注意：analyze index index_name validate structure;并不会使dba_indexes中的BLEVEL列有值，而只有compute statistics;  才会。

我们利用DBA_INDEXES进行碎片的估计时，只能根据BLEVEL列来进行大体的判断，认为BLEVEL>4的索引就应该进行考虑其碎片问题，如果真的发现是有碎片问题则需要对索引进行rebuild，否则如果是因为数据过多造成的则建议将索引分区。
下面是用的sql语句：
select index_name, blevel,
      decode(blevel,0,'OK BLEVEL',1,'OK BLEVEL',
      2,'OK BLEVEL',3,'OK BLEVEL',4,'OK BLEVEL','BLEVEL HIGH') OK
from dba_indexes
where owner='SCOTT'
order by blevel;

利用该种方法时，不是很准确，但是可以在对索引进行分析时不影响程序的正常运行。

方法2：
有另外一个视图(INDEX_STATS)提供了关于索引树的更详细的信息，但是需要DBA运行INDEX VALIDATE STRUCTURE命令，该命令会产生INDEX_STATS视图并使表处于只读状态。INDEX_STATS视图中只容纳一行数据，即只存放本次分析的结果。

在INDEX_STATS视图中我们感兴趣的列为：
br_rows - number of rows in all the branch blocks
br_rows_len - sum of the lengths of all the rows in branch blocks
br_blks - branch blocks  如果该列为0，则说明索引的索引数据在root block中
br_blk_len - usable space in a branch block (block size - overhead)
lf_blks – leaf blocks 如果该列为0，则说明索引的索引数据在root block中
lf_blk_len - usable space in a leaf block (block size - overhead)
lf_rows - number of leaf rows 包含表中现有与已经删除的的但是在index中还存在的entrys
lf_rows_len - sum of the lengths of all the rows in leaf blocks
del_lf_rows - number of deleted rows still present in leaf blocks
del_lf_rows_len - sum of the lengths of all deleted rows in leaf blocks
height - current height of the tree
注意：lf_rows - del_lf_rows是表中现有的行数。
如何利用上面视图中提供的信息计算索引树的最优高度。
Let rows_per_leaf_block = lf_blk_len/((lf_rows_len - del_lf_rows_len)/(lf_rows - del_lf_rows)) 。

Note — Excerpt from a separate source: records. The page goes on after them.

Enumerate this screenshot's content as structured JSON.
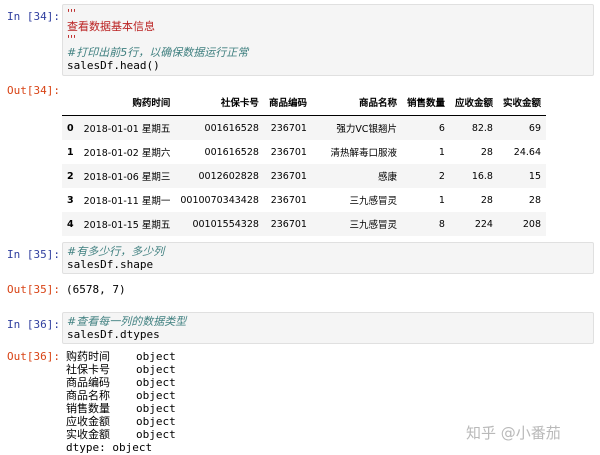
{
  "cells": [
    {
      "in_prompt": "In [34]:",
      "code_lines": [
        "'''",
        "查看数据基本信息",
        "'''",
        "#打印出前5行，以确保数据运行正常",
        "salesDf.head()"
      ],
      "out_prompt": "Out[34]:"
    },
    {
      "in_prompt": "In [35]:",
      "code_lines": [
        "#有多少行，多少列",
        "salesDf.shape"
      ],
      "out_prompt": "Out[35]:",
      "output": "(6578, 7)"
    },
    {
      "in_prompt": "In [36]:",
      "code_lines": [
        "#查看每一列的数据类型",
        "salesDf.dtypes"
      ],
      "out_prompt": "Out[36]:"
    }
  ],
  "table": {
    "columns": [
      "",
      "购药时间",
      "社保卡号",
      "商品编码",
      "商品名称",
      "销售数量",
      "应收金额",
      "实收金额"
    ],
    "rows": [
      [
        "0",
        "2018-01-01 星期五",
        "001616528",
        "236701",
        "强力VC银翘片",
        "6",
        "82.8",
        "69"
      ],
      [
        "1",
        "2018-01-02 星期六",
        "001616528",
        "236701",
        "清热解毒口服液",
        "1",
        "28",
        "24.64"
      ],
      [
        "2",
        "2018-01-06 星期三",
        "0012602828",
        "236701",
        "感康",
        "2",
        "16.8",
        "15"
      ],
      [
        "3",
        "2018-01-11 星期一",
        "0010070343428",
        "236701",
        "三九感冒灵",
        "1",
        "28",
        "28"
      ],
      [
        "4",
        "2018-01-15 星期五",
        "00101554328",
        "236701",
        "三九感冒灵",
        "8",
        "224",
        "208"
      ]
    ]
  },
  "dtypes": [
    {
      "name": "购药时间",
      "type": "object"
    },
    {
      "name": "社保卡号",
      "type": "object"
    },
    {
      "name": "商品编码",
      "type": "object"
    },
    {
      "name": "商品名称",
      "type": "object"
    },
    {
      "name": "销售数量",
      "type": "object"
    },
    {
      "name": "应收金额",
      "type": "object"
    },
    {
      "name": "实收金额",
      "type": "object"
    }
  ],
  "dtype_footer": "dtype: object",
  "watermark": "知乎 @小番茄"
}
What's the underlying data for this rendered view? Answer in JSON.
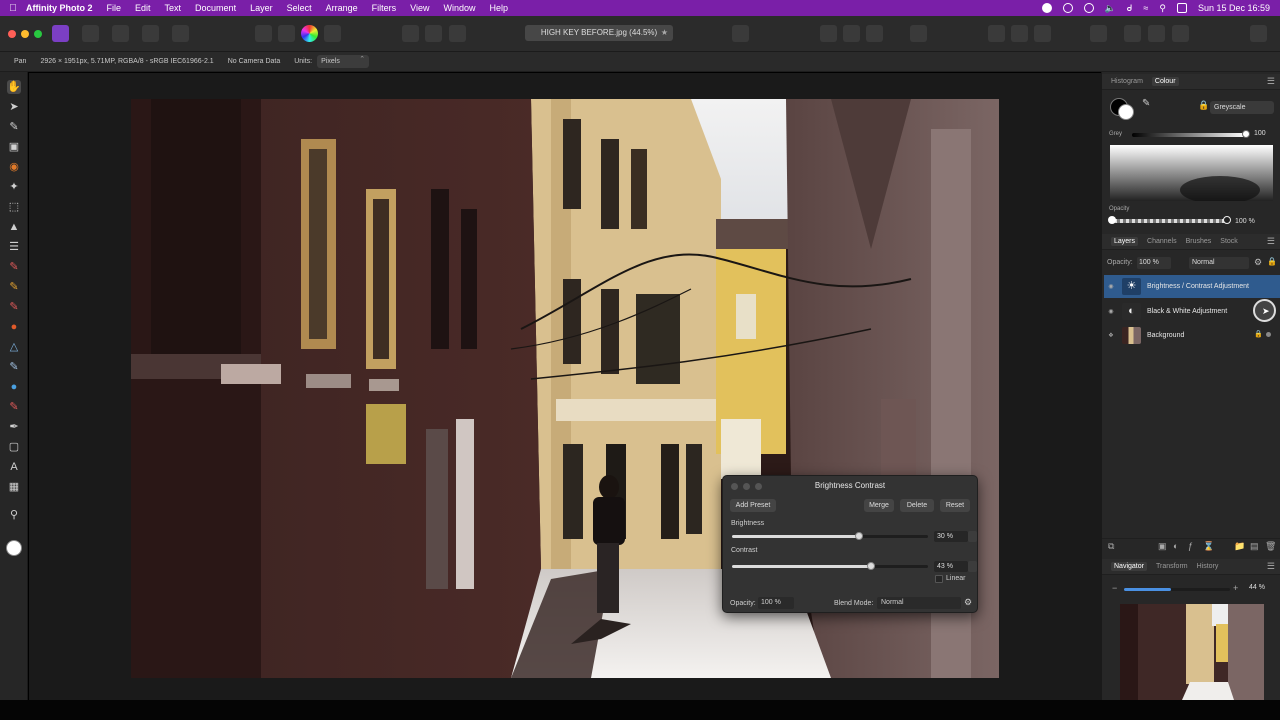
{
  "menubar": {
    "app_name": "Affinity Photo 2",
    "items": [
      "File",
      "Edit",
      "Text",
      "Document",
      "Layer",
      "Select",
      "Arrange",
      "Filters",
      "View",
      "Window",
      "Help"
    ],
    "clock": "Sun 15 Dec  16:59"
  },
  "toolbar": {
    "document_tab": "HIGH KEY BEFORE.jpg (44.5%)"
  },
  "contextbar": {
    "tool": "Pan",
    "doc_info": "2926 × 1951px, 5.71MP, RGBA/8 - sRGB IEC61966-2.1",
    "camera": "No Camera Data",
    "units_label": "Units:",
    "units_value": "Pixels"
  },
  "colour_panel": {
    "tabs": [
      "Histogram",
      "Colour"
    ],
    "active_tab": "Colour",
    "mode": "Greyscale",
    "grey_label": "Grey",
    "grey_value": "100",
    "opacity_label": "Opacity",
    "opacity_value": "100 %"
  },
  "layers_panel": {
    "tabs": [
      "Layers",
      "Channels",
      "Brushes",
      "Stock"
    ],
    "active_tab": "Layers",
    "opacity_label": "Opacity:",
    "opacity_value": "100 %",
    "blend_mode": "Normal",
    "layers": [
      {
        "name": "Brightness / Contrast Adjustment",
        "selected": true
      },
      {
        "name": "Black & White Adjustment",
        "selected": false
      },
      {
        "name": "Background",
        "selected": false
      }
    ]
  },
  "navigator_panel": {
    "tabs": [
      "Navigator",
      "Transform",
      "History"
    ],
    "active_tab": "Navigator",
    "zoom": "44 %",
    "zoom_fraction": 0.44
  },
  "dialog": {
    "title": "Brightness Contrast",
    "add_preset": "Add Preset",
    "merge": "Merge",
    "delete": "Delete",
    "reset": "Reset",
    "brightness_label": "Brightness",
    "brightness_value": "30 %",
    "brightness_fraction": 0.65,
    "contrast_label": "Contrast",
    "contrast_value": "43 %",
    "contrast_fraction": 0.71,
    "linear_label": "Linear",
    "opacity_label": "Opacity:",
    "opacity_value": "100 %",
    "blend_label": "Blend Mode:",
    "blend_value": "Normal"
  },
  "colors": {
    "menubar": "#7a1fa8",
    "selection": "#2f5b8e",
    "panel": "#272727"
  }
}
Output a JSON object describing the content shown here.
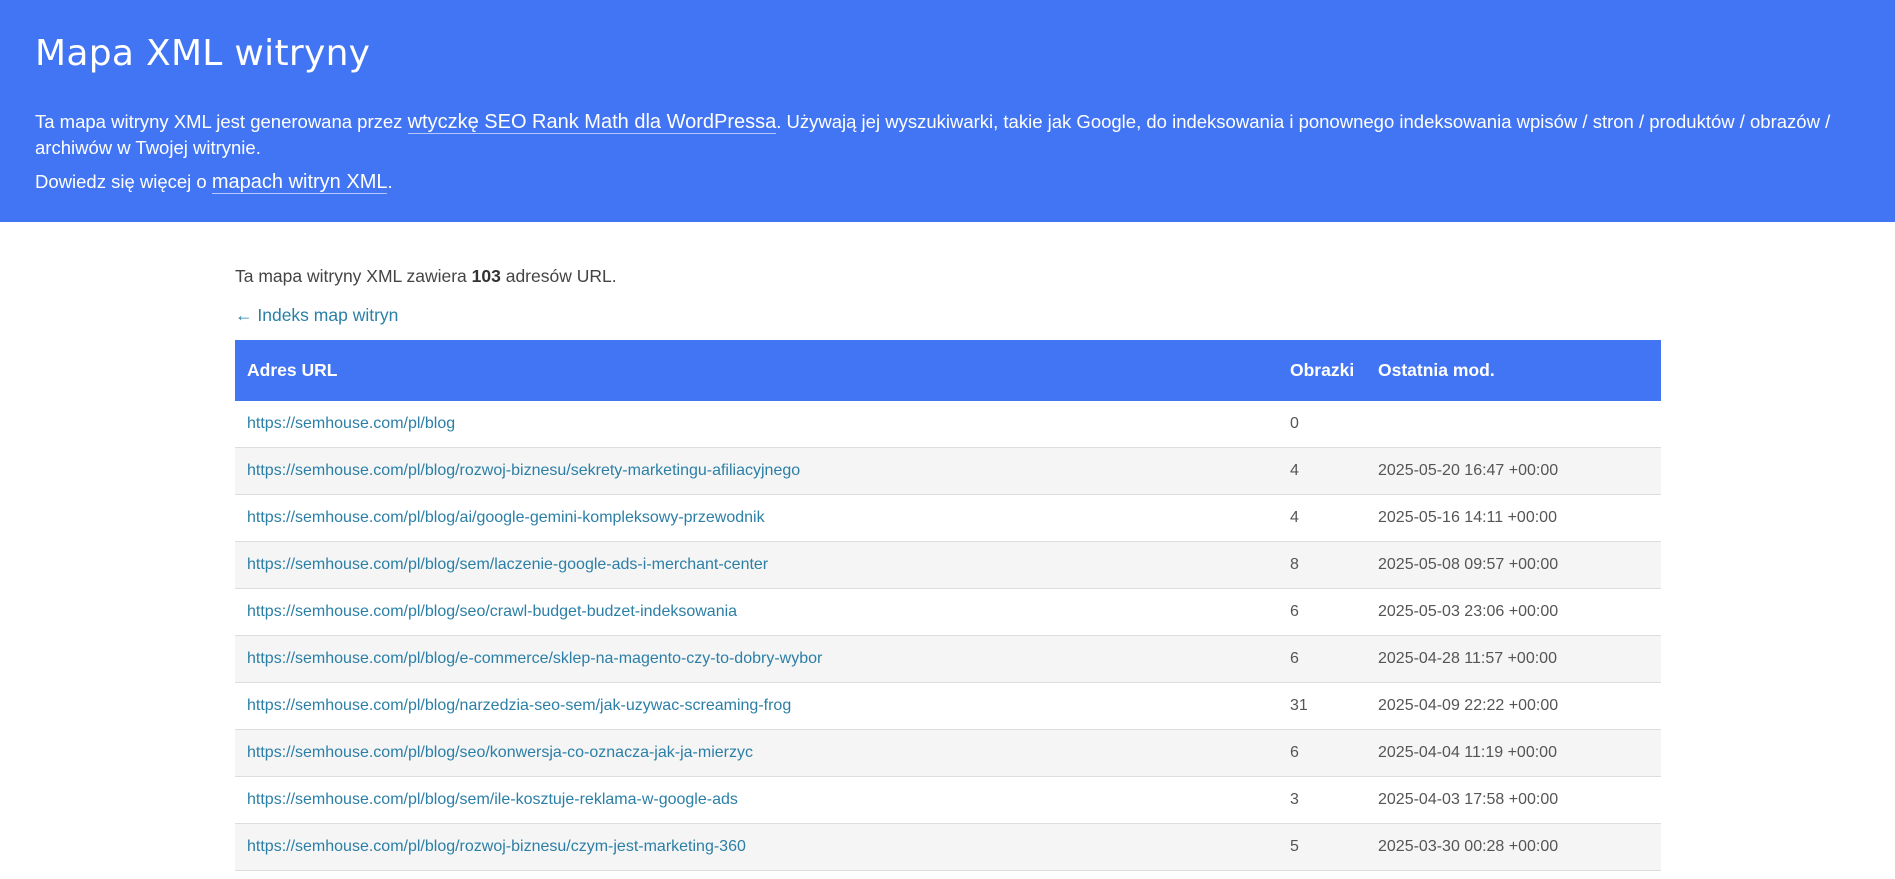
{
  "header": {
    "title": "Mapa XML witryny",
    "intro_before": "Ta mapa witryny XML jest generowana przez ",
    "intro_link": "wtyczkę SEO Rank Math dla WordPressa",
    "intro_after": ". Używają jej wyszukiwarki, takie jak Google, do indeksowania i ponownego indeksowania wpisów / stron / produktów / obrazów / archiwów w Twojej witrynie.",
    "learn_before": "Dowiedz się więcej o ",
    "learn_link": "mapach witryn XML",
    "learn_after": "."
  },
  "content": {
    "summary_before": "Ta mapa witryny XML zawiera ",
    "summary_count": "103",
    "summary_after": " adresów URL.",
    "back_link": "← Indeks map witryn"
  },
  "table": {
    "headers": [
      "Adres URL",
      "Obrazki",
      "Ostatnia mod."
    ],
    "rows": [
      {
        "url": "https://semhouse.com/pl/blog",
        "images": "0",
        "modified": ""
      },
      {
        "url": "https://semhouse.com/pl/blog/rozwoj-biznesu/sekrety-marketingu-afiliacyjnego",
        "images": "4",
        "modified": "2025-05-20 16:47 +00:00"
      },
      {
        "url": "https://semhouse.com/pl/blog/ai/google-gemini-kompleksowy-przewodnik",
        "images": "4",
        "modified": "2025-05-16 14:11 +00:00"
      },
      {
        "url": "https://semhouse.com/pl/blog/sem/laczenie-google-ads-i-merchant-center",
        "images": "8",
        "modified": "2025-05-08 09:57 +00:00"
      },
      {
        "url": "https://semhouse.com/pl/blog/seo/crawl-budget-budzet-indeksowania",
        "images": "6",
        "modified": "2025-05-03 23:06 +00:00"
      },
      {
        "url": "https://semhouse.com/pl/blog/e-commerce/sklep-na-magento-czy-to-dobry-wybor",
        "images": "6",
        "modified": "2025-04-28 11:57 +00:00"
      },
      {
        "url": "https://semhouse.com/pl/blog/narzedzia-seo-sem/jak-uzywac-screaming-frog",
        "images": "31",
        "modified": "2025-04-09 22:22 +00:00"
      },
      {
        "url": "https://semhouse.com/pl/blog/seo/konwersja-co-oznacza-jak-ja-mierzyc",
        "images": "6",
        "modified": "2025-04-04 11:19 +00:00"
      },
      {
        "url": "https://semhouse.com/pl/blog/sem/ile-kosztuje-reklama-w-google-ads",
        "images": "3",
        "modified": "2025-04-03 17:58 +00:00"
      },
      {
        "url": "https://semhouse.com/pl/blog/rozwoj-biznesu/czym-jest-marketing-360",
        "images": "5",
        "modified": "2025-03-30 00:28 +00:00"
      }
    ]
  },
  "colors": {
    "header_bg": "#4275f4",
    "link": "#2b7fa6",
    "row_alt": "#f5f5f5"
  }
}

该值应该等于(lf_rows - del_lf_rows)/ lf_blks
Even though the number of rows in all branch blocks is not the same and this number typically tends to increase as we get closer to the root block, the following is a reasonable estimate of the expected fanout of the branch block. Let fanout =br_blk_len/(br_rows_len/br_rows)
The log (base fanout) ((lf_rows - del_lf_rows)/rows_per_leaf_blocks) is the expected number of branch levels. This plus 1 provides the optimal (based on many average assumptions) height of the tree. Comparing this to height of tree from above view tells us whether we shall reduce a level.
下面的sql语句给出是否一个index应该被rebuild，如果CAN_REDUCE_LEVEL列的值为yes，则该索引应该被rebuild：
SELECT name NAME, partition_name PARTITION_NAME,
(br_rows_len*100)/(br_blk_len*br_blks) BRANCH_UTILIZATION,
((lf_rows_len - del_lf_rows_len)*100)/(lf_blk_len*lf_blks) LEAF_UTILIZATION,
decode (SIGN(ceil(log(br_blk_len/(br_rows_len/br_rows),
lf_blk_len/((lf_rows_len - del_lf_rows_len)/(lf_rows - del_lf_rows))))
+ 1 - height), -1, 'YES', 'NO') CAN_REDUCE_LEVEL
from INDEX_STATS;

备注：
CAN_REDUCE_LEVEL列值的计算复杂，只管使用即可，无需直到为什么这样计算

当然也可以使用下面更简单的方法：
select DEL_LF_ROWS*100/decode(LF_ROWS, 0, 1, LF_ROWS) PCT_DELETED,
(LF_ROWS-DISTINCT_KEYS)*100/decode(LF_ROWS,0,1,LF_ROWS) DISTINCTIVENESS
from index_stats

备注：
The PCT_DELETED column shows what percent of leaf entries (index entries) have been deleted and remain unfilled. The more deleted entries exist on an index, the more unbalanced the index becomes. If the PCT_DELETED is 20% or higher, the index is candidate for rebuilding.  If you can afford to rebuild indexes more frequently, then do so if the value is higher than 10%. Leaving indexes with high PCT_DELETED without rebuild might cause excessive redo allocation on some systems.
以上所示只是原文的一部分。